Possibly 50,000 killed in quake, Haitian president says
The death toll in Haiti's catastrophic earthquake could run to tens of thousands, the country's president said on Wednesday, a day after the quake demolished schools, hospitals, houses and hillside shanties across the crowded and impoverished capital, Reuters reported.
Asked by a CNN reporter how many people had died, President Rene Preval replied "I don't know", adding "up to now, I heard 50,000 ... 30,000."
But he did not say where these estimates came from.
Haitians wandered broken streets in a daze, or tried to rescue people trapped under rubble. The local Red Cross said it was overwhelmed.
A five-story U.N. headquarters building was destroyed by Tuesday's 7.0 magnitude quake, which the U.S. Geological Survey said was the most powerful in Haiti in more than a century. Several bodies were pulled from the wreckage of the U.N. building and more than 100 staff members were missing, a spokesman said.
The chief of the U.N. mission to Haiti, Hedi Annabi, was among those killed, Preval said.
Preval called the damage "unimaginable" and described stepping over dead bodies and hearing the cries of those trapped in the collapsed Parliament building, where the senate president was among those pinned by debris.
Destruction in the capital was "massive and broad," and tens -- if not hundreds -- of thousands of homes were destroyed, a spokesman for the U.N. mission said.
People sobbed in the streets of Port-au-Prince and voices cried out from the rubble.

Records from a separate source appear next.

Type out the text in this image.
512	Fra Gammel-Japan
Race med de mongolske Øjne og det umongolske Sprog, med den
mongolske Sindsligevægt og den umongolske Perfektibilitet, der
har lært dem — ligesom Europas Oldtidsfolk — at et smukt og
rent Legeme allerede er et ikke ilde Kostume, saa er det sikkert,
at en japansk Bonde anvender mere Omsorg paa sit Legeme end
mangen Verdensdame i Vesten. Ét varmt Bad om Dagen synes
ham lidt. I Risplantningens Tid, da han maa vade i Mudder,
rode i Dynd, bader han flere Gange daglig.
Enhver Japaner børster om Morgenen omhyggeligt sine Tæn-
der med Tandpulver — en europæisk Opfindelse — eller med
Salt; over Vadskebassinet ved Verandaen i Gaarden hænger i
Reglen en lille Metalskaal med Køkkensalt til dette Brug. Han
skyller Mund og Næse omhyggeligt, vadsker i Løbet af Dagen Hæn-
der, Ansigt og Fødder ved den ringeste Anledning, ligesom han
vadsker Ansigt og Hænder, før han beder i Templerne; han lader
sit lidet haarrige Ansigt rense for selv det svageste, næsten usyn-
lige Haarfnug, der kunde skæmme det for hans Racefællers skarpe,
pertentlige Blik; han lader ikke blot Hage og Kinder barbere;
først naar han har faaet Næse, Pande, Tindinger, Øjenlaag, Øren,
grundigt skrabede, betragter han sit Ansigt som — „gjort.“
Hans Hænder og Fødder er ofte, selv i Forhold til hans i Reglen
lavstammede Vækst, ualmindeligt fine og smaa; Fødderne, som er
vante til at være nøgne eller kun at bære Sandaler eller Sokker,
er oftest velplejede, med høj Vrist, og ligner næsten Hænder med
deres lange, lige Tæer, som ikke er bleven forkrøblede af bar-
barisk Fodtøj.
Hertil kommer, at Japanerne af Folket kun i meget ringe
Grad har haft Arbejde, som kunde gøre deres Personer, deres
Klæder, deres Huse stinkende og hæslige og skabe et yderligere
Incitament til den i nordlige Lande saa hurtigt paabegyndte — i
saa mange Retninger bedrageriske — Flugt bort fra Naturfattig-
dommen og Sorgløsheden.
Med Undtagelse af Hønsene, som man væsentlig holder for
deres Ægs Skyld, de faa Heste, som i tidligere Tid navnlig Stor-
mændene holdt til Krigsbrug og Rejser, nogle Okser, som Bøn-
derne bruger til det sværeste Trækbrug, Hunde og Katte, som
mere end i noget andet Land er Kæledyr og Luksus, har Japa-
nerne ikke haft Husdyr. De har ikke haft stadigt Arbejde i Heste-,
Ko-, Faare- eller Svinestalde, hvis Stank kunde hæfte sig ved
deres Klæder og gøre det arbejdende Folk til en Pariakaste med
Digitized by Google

"Please take me out, I am dying. I have two children with me," a woman told a Reuters journalist from under a collapsed kindergarten in the Canape-Vert area of the capital.
The presidential palace lay in ruins, its domes fallen on top of flattened walls. Preval and his wife were not inside when the quake hit.
GROUND STILL TREMBLING
The quake's epicenter was only 10 miles from Port-au-Prince. About 4 million people live in the city and surrounding area. Many people slept outside on the ground, away from weakened walls, as aftershocks as powerful as 5.9 rattled the city throughout the night and into Wednesday.
The devastation crippled the government and the U.N. security mission that had kept order. There were no signs of organized rescue efforts, and people clawed at concrete chunks with their bare hands to try to free trapped loved ones.
Haitian Red Cross spokesman Pericles Jean-Baptiste said his organization was overwhelmed. "There are too many people who need help ... We lack equipment, we lack body bags," he told Reuters.
Normal communications were cut off, roads were blocked by rubble and trees, electric power was interrupted and water was in short supply.
Brazil's army said at least 11 Brazilian members of the 9,000-strong U.N. peacekeeping mission in Haiti were killed.
The poorest country in the Western Hemisphere, Haiti is ill-equipped to respond to such a disaster, lacking heavy equipment to move debris and sufficient emergency personnel.
"I am appealing to the world, especially the United States, to do what they did for us back in 2008 when four hurricanes hit Haiti," Raymond Alcide Joseph, Haiti's ambassador to Washington, said in a CNN interview.
"At that time the U.S. dispatched ... a hospital ship off the coast of Haiti. I hope that will be done again ... and help us in this dire situation that we find ourselves in."
U.S. President Barack Obama called the quake an "especially cruel and incomprehensible" tragedy and pledged swift, coordinated support to help save lives. The Pentagon was sending a nuclear-powered aircraft carrier and three amphibious ships, including one that can carry up to 2,000 Marines.
Medical aid group Doctors Without Borders said its three hospitals in Haiti were unusable and it was treating the injured at temporary shelters.
"The reality of what we are seeing is severe traumas, head wounds, crushed limbs, severe problems that cannot be dealt with the level of medical care we currently have available with no infrastructure really to support it," said Paul McPhun, operations manager for the group's Canadian section.
The University of Miami School of Medicine sent a plane full of doctors and nurses to set up a field hospital and planned to fly a group of critically injured people to Miami for treatment on Wednesday.
The United Nations said $10 million would be released immediately from the its central emergency response fund and it would organize a flash appeal to raise more money for Haiti over the next few days.
The United States, China and European states were sending reconnaissance and rescue teams, some with search dogs and heavy equipment, while other governments and aid groups offered tents, water purification units, food and telecoms teams.
NOWHERE TO GO
The quake hit at 5 p.m., and witnesses reported people screaming "Jesus, Jesus" running into the streets as offices, hotels, houses and shops collapsed. Experts said the quake's epicenter was very shallow at a depth of only 6.2 miles, which was likely to have magnified the destruction.
Witnesses saw homes and shanties built on hillsides tumble as the earth shook, while cars bounced off the ground. "You have thousands of people sitting in the streets with nowhere to go," said Rachmani Domersant, an operations manager with the Food for the Poor charity.
Haiti's cathedral was destroyed and media reports said the archbishop of Port-au-Prince, Monsignor Joseph Serge Miot, had been found dead in the wreckage of the archdiocese office.